Sa luminescence a connu de nombreux développements qui ont permis de changer son apparence diurne mais aussi sa nocturne. Le pigment nocturne peut ainsi être soit bleu, soit vert, soit, dans de rarissimes cas, rouge. Cette troisième couleur requiert davantage de développements ainsi qu’un environnement physique d’une grande stabilité. Il n’est donc utilisé que de manière anecdotique en horlogerie. A l’inverse,
dans la famille des pigments diurnes, toutes les couleurs sont possibles. En croisant les deux univers, l’on peut donc obtenir un index qui, de jour, sera de n’importe quelle couleur mais, de nuit, qui ne « brillera » que de vert ou de bleu, au mieux de vert bleu. Les marques horlogères se sont appropriées ces développements. La Khaki Field d’Hamilton arbore ses aiguilles empreintes de Super-LumiNova beige, tout comme la Diver Sixty Five d’Oris, quand l’Elegance Chronographe de Pequignet leur préfère les tons blancs, parfaitement lisibles sur un cadran bleu.

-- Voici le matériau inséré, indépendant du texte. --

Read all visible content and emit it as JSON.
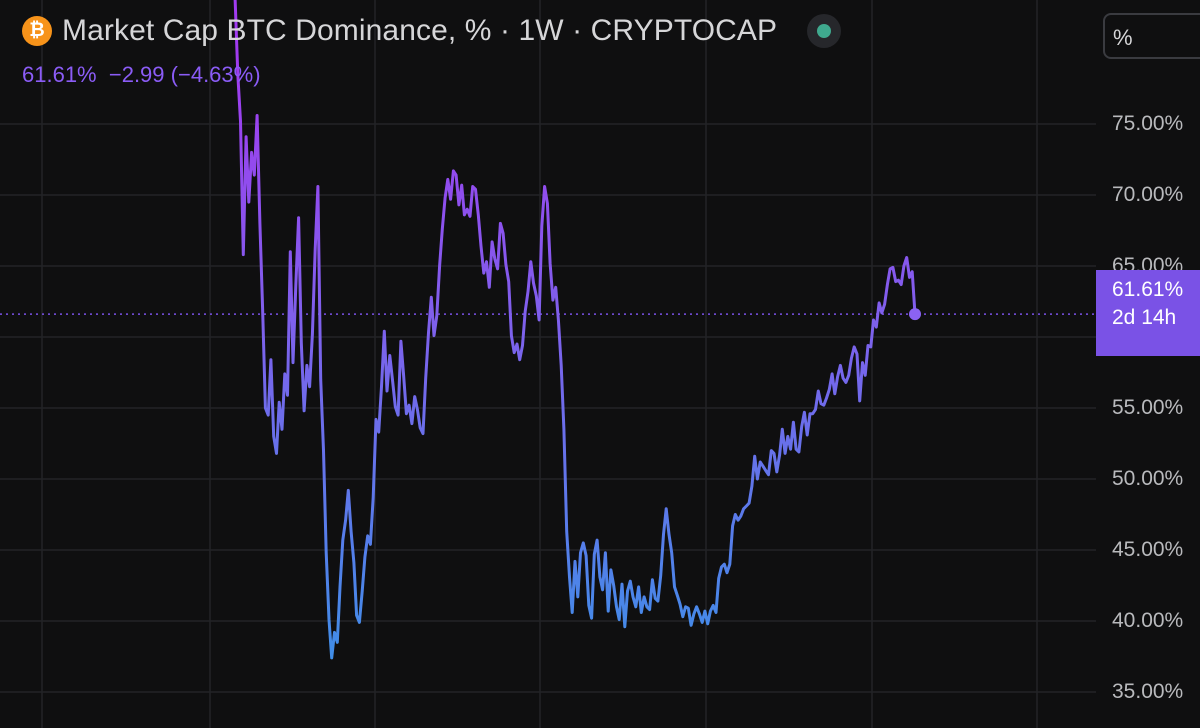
{
  "header": {
    "coin_symbol": "₿",
    "title": "Market Cap BTC Dominance, % · 1W · CRYPTOCAP",
    "last_value": "61.61%",
    "change": "−2.99",
    "change_pct": "(−4.63%)",
    "scale_label": "%"
  },
  "price_tag": {
    "value": "61.61%",
    "countdown": "2d 14h"
  },
  "colors": {
    "background": "#0f0f10",
    "line_top": "#a13bf0",
    "line_mid": "#7e61ec",
    "line_bottom": "#3e8fe8",
    "accent": "#7a52e6",
    "status_dot": "#3fa98e",
    "coin": "#f7931a"
  },
  "chart_data": {
    "type": "line",
    "title": "Market Cap BTC Dominance, % · 1W · CRYPTOCAP",
    "xlabel": "",
    "ylabel": "",
    "ylim": [
      34,
      84
    ],
    "ytick_labels": [
      "75.00%",
      "70.00%",
      "65.00%",
      "60.00%",
      "55.00%",
      "50.00%",
      "45.00%",
      "40.00%",
      "35.00%"
    ],
    "yticks": [
      75,
      70,
      65,
      60,
      55,
      50,
      45,
      40,
      35
    ],
    "last_value": 61.61,
    "grid": true,
    "series": [
      {
        "values": [
          84,
          78.5,
          75.2,
          65.8,
          74.1,
          69.5,
          73.0,
          71.4,
          75.6,
          68.0,
          62.0,
          55.0,
          54.5,
          58.4,
          53.0,
          51.8,
          55.4,
          53.5,
          57.4,
          55.9,
          66.0,
          58.2,
          63.6,
          68.4,
          59.6,
          54.8,
          58.0,
          56.5,
          60.2,
          66.2,
          70.6,
          57.0,
          52.0,
          44.8,
          40.1,
          37.4,
          39.2,
          38.5,
          42.4,
          45.7,
          47.1,
          49.2,
          46.3,
          44.1,
          40.4,
          39.9,
          42.1,
          44.5,
          46.0,
          45.4,
          48.7,
          54.2,
          53.3,
          56.5,
          60.4,
          56.2,
          58.7,
          56.9,
          55.1,
          54.5,
          59.7,
          57.3,
          54.6,
          55.2,
          53.9,
          55.8,
          54.9,
          53.6,
          53.2,
          57.1,
          60.3,
          62.8,
          60.1,
          61.5,
          65.0,
          67.6,
          69.8,
          71.1,
          69.7,
          71.7,
          71.4,
          69.3,
          70.7,
          68.6,
          69.0,
          68.5,
          70.6,
          70.4,
          68.6,
          66.4,
          64.5,
          65.3,
          63.5,
          66.7,
          65.5,
          64.8,
          68.0,
          67.3,
          65.1,
          63.9,
          60.1,
          58.9,
          59.5,
          58.4,
          59.4,
          61.8,
          63.2,
          65.3,
          63.8,
          62.9,
          61.2,
          67.8,
          70.6,
          69.4,
          65.2,
          62.6,
          63.5,
          61.2,
          58.0,
          53.5,
          46.3,
          43.1,
          40.6,
          44.2,
          41.7,
          44.8,
          45.5,
          44.6,
          41.1,
          40.2,
          44.7,
          45.7,
          43.1,
          42.2,
          44.8,
          40.7,
          43.6,
          42.5,
          41.0,
          40.1,
          42.6,
          39.6,
          42.1,
          42.8,
          41.7,
          41.0,
          42.4,
          40.6,
          41.7,
          41.0,
          40.8,
          42.9,
          41.6,
          41.4,
          43.2,
          46.1,
          47.9,
          46.1,
          44.8,
          42.4,
          41.8,
          41.2,
          40.3,
          41.0,
          40.9,
          39.7,
          40.5,
          41.0,
          40.5,
          39.9,
          40.7,
          39.8,
          40.7,
          41.1,
          40.6,
          43.0,
          43.8,
          44.0,
          43.4,
          44.0,
          46.7,
          47.5,
          47.1,
          47.4,
          47.9,
          48.1,
          48.3,
          49.5,
          51.6,
          50.0,
          51.2,
          50.9,
          50.6,
          50.3,
          52.0,
          51.8,
          50.5,
          51.7,
          53.5,
          51.8,
          53.0,
          52.1,
          54.0,
          52.1,
          51.9,
          53.7,
          54.7,
          53.1,
          54.6,
          54.6,
          54.9,
          56.2,
          55.3,
          55.2,
          55.7,
          56.3,
          57.4,
          56.0,
          57.2,
          58.0,
          57.1,
          56.8,
          57.3,
          58.5,
          59.3,
          58.8,
          55.5,
          58.2,
          57.3,
          59.4,
          59.3,
          61.2,
          60.7,
          62.4,
          61.7,
          62.3,
          63.7,
          64.8,
          64.9,
          63.9,
          64.0,
          63.7,
          65.0,
          65.6,
          64.2,
          64.6,
          61.61
        ]
      }
    ]
  }
}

Les nouvelles couleurs de l’horlogerie

Ce type de cadran bleu est devenu fréquent en horlogerie, à l’instar, globalement, d’un ensemble de couleurs qui s’affichent aujourd’hui sans complexe : vert, noir, gris, blanc, etc. A ces couleurs primaires s’ajoutent les nuances promises par la nacre, les gravures qui leur donnent un reflet particulier. Il ne faut toutefois pas y voir une nouveauté. Au contraire, même : l’horlogerie a longtemps arboré de vives couleurs,
notamment dans les années 60 et 70. Le grand retour du vintage a emporté avec lui celui de ces chromatismes que l’on croyait perdus. Chez Oris, la collection Aquis offre de vifs cadrans bleus ou verts. La Rue Royale de Pequignet tente le gris anthracite, l’Equus le gris soleillé. Pour MeisterSinger, ce sera le chocolat avec sa Perigraph et, pour Parmigiani Fleurier, le rouge vif de sa Tonda Métropolitaine.
Dans ces horizons chromatiques, la manufacture de Schaffhouse H. Moser & Cie joue un rôle particulier. C’est elle qui a remis au goût du jour, voilà bientôt 10 ans, les cadrans fumés. C’en est devenu la signature esthétique de la maison, où le bleu est devenu « Funky » ou « Lagoon », le vert « Cosmic », sans compter des séries limitées rouges devenues cultes.

Tout en relief !

Si les marques usent de cet éventail de couleurs, il n’en est pas moins infini. Pour se distinguer, plusieurs maisons ont donc développé des traitements de cadrans qui leur donnent un éclat singulier.
L’exemple le plus flagrant est probablement celui de Glashütte Original. La manufacture allemande a puisé dans son héritage pour remettre à jour ses modèles Sixties Panorama Date. En imprimant un relief irisé et soleillé (qui va du centre vers la lunette) à ses modèles verts, la manufacture a créé un cadran unique, tridimensionnel, capable de capter la lumière de manière toujours changeante. Chez Omega, les nouvelles Seamaster Aqua Terra offrent sur leur cadran un célèbre motif de vagues gravées au laser qui donnent véritablement vie à la pièce.
On retiendra également le motif en pétale de la Happy Sport de Chopard.

Créativité débridée

Lorsque l’on quitte le champ de couleur et motifs, un vaste univers créatif s’ouvre. Le premier d’entre eux consiste à changer le matériau du cadran, le plus souvent en acier avec une base en laiton. Parmi les exotismes préférés des horlogers : la météorite. On en trouve notamment sur la Tonda 1950 de Parmigiani.
La manufacture se distingue toutefois de ses consœurs par un mariage peu commun de cette pierre extraterrestre avec de la couleur. C’est ainsi que l’on obtient des garde-temps particulièrement audacieux avec des cadrans qui sont, par exemple, en météorite bleue.
Pour filer la métaphore spatiale, c’est vers Omega qu’il faut se tourner. Sa dernière Speedmaster « Dark Side Of The Moon » Apollo 8 est un cas d’école : son cadran n’existe plus vraiment, ayant été remplacé par une gravure… du mouvement !
Avec elle, composant par composant, au laser, Omega a méticuleusement reproduit la surface lunaire sur sa Speedmaster. Une édition collector rare qui affole déjà les afficionados de la manufacture.